James understood that these people were not just faceless businessmen. He made sure to confirm his hypothesis that each was of them was a pet owner as well. They loved their cats, dogs, birds and what-not and felt a minor bond with one another based on that shared world-view. James worked with that knowledge to tease out what he suspected they all had in common: they loved their children and spouses, and they loved their pets. They wanted what was best for their families. Most importantly, they wanted to belong to a community of some kind. They were hungry for tribe.

These people didn’t need another shiny product. They needed a space to connect with others of a similar persuasion. Some place they could go to be accepted. A place where they could understand what was going on. Where they could reveal an element of themselves where they wouldn’t be mocked or found wanting. I always suspected that James had recognized that common need from the people he’d met at various science fiction conventions over the years. However he came by it, James leveraged that understanding of fundamental human needs to connect with people.

It made him a dynamite consultant, too. When we’d go out on a consulting engagement, the first thing he’d do when we met our principal at the client site was to ask them “What is that you want.” After they told him, he’d sagely follow up with “What do you think you bought?” Given the inherent nature of sales weasels, the second answer was almost always disheartening – and 180 degrees removed from the first answer. James would then reply without missing a beat: “That’s not what you bought … So, let’s work together to see how we can turn what you bought into what you need.”

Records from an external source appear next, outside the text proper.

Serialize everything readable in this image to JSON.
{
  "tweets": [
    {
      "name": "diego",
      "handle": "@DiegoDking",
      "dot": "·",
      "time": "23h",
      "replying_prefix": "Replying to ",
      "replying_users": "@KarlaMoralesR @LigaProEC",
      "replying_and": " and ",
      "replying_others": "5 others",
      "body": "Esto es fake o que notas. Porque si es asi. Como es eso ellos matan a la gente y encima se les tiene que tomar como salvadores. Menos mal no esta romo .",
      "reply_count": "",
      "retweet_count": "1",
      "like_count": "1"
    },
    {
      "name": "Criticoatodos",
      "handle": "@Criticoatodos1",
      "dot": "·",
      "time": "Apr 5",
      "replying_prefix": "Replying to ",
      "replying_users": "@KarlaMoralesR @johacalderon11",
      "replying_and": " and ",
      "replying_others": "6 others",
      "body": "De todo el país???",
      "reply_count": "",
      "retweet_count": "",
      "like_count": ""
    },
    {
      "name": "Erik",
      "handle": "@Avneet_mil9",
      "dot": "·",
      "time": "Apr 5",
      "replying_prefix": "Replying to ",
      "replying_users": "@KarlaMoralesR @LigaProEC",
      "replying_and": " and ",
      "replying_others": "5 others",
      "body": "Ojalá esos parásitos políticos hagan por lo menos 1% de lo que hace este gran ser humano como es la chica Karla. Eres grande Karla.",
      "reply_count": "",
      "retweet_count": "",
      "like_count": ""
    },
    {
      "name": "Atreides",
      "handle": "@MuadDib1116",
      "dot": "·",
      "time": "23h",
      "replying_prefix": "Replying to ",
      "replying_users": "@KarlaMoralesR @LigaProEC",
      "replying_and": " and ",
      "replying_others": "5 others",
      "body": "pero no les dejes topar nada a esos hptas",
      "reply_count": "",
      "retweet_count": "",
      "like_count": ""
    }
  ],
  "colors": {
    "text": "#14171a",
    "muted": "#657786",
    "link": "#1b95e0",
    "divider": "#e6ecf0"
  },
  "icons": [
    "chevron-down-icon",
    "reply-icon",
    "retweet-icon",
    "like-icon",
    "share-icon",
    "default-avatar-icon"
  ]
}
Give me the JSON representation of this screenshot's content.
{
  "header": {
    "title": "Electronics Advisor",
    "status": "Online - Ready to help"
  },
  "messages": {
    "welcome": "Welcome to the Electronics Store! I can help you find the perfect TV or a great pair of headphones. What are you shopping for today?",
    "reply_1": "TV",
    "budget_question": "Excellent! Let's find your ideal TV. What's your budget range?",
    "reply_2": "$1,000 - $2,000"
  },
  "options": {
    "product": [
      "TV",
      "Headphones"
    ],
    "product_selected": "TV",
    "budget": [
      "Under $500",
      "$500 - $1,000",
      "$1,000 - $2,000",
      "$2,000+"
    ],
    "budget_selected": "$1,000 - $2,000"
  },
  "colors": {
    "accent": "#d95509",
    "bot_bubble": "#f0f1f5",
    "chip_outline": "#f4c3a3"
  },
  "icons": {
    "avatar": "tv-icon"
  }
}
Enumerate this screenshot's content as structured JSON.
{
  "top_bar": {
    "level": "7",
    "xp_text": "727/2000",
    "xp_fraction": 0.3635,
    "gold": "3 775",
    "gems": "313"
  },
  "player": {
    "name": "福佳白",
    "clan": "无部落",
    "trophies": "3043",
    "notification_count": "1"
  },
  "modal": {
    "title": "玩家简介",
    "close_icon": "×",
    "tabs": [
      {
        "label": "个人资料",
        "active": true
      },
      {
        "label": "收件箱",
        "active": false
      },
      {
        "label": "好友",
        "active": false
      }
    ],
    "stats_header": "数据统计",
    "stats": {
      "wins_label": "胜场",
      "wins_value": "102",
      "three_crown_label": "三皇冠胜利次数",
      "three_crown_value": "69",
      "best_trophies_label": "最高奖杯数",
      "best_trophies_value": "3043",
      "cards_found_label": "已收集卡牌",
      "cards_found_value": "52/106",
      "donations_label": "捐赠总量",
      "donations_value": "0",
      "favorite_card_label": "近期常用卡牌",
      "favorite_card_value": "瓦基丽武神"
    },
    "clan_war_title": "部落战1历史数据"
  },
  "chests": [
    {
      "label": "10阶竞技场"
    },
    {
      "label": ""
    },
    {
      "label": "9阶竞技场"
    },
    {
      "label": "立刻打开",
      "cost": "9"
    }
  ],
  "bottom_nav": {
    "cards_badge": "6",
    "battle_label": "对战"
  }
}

James taught me that the path to being a great consultant was to start by being a decent human being: give a damn about your customers and their needs. Play straight with them. Maintain their trust. Don’t just tell people what they need to do to address their problems … help them to do it.

I think the greatest salute that I can offer James is to spread his message. It doesn’t matter what industry you’re in, or what it is that you bring to the market. James’s first principle remains true for all of us: things will get better, so long as decent people take deliberate action to make things better.

Go make something better for someone else today. Then pass along the imperative to make the world a little bit better to someone else. Help the meme spread. 

[1] Once again, from the vaults of Wikipedia: “A meme is ‘an idea, behavior or style that spreads from person to person within a culture.’ A meme acts as a unit for carrying cultural ideas, symbols or practices, which can be transmitted from one mind to another through writing, speech, gestures, rituals or other imitable phenomena. Supporters of the concept regard memes as cultural analogues to genes in that they self-replicate, mutate and respond to selective pressures.”

[2] If you Google that company name, there’s a new outfit operating under the name in Georgia, USA. No relation to James’s original business which ran from 2000 through 2008.

[3] Which, for a small business, meant handling payroll, records, IT services, logistics, and basically everything that wasn’t actual consulting.

[4] Within Engineering Services, salesman’s full title was “smarmy butt weasels.” We actually got along well with the best 10% of the force and warmly embraced the new sales staff. That said, everyone in the division quickly learned to loathe the worst of the bunch – those lying gits that would promise anything no matter how absurd in order to close a deal.

[5] Which was an absolutely terrible idea.

[6] What choice did he really have? Of course he agreed.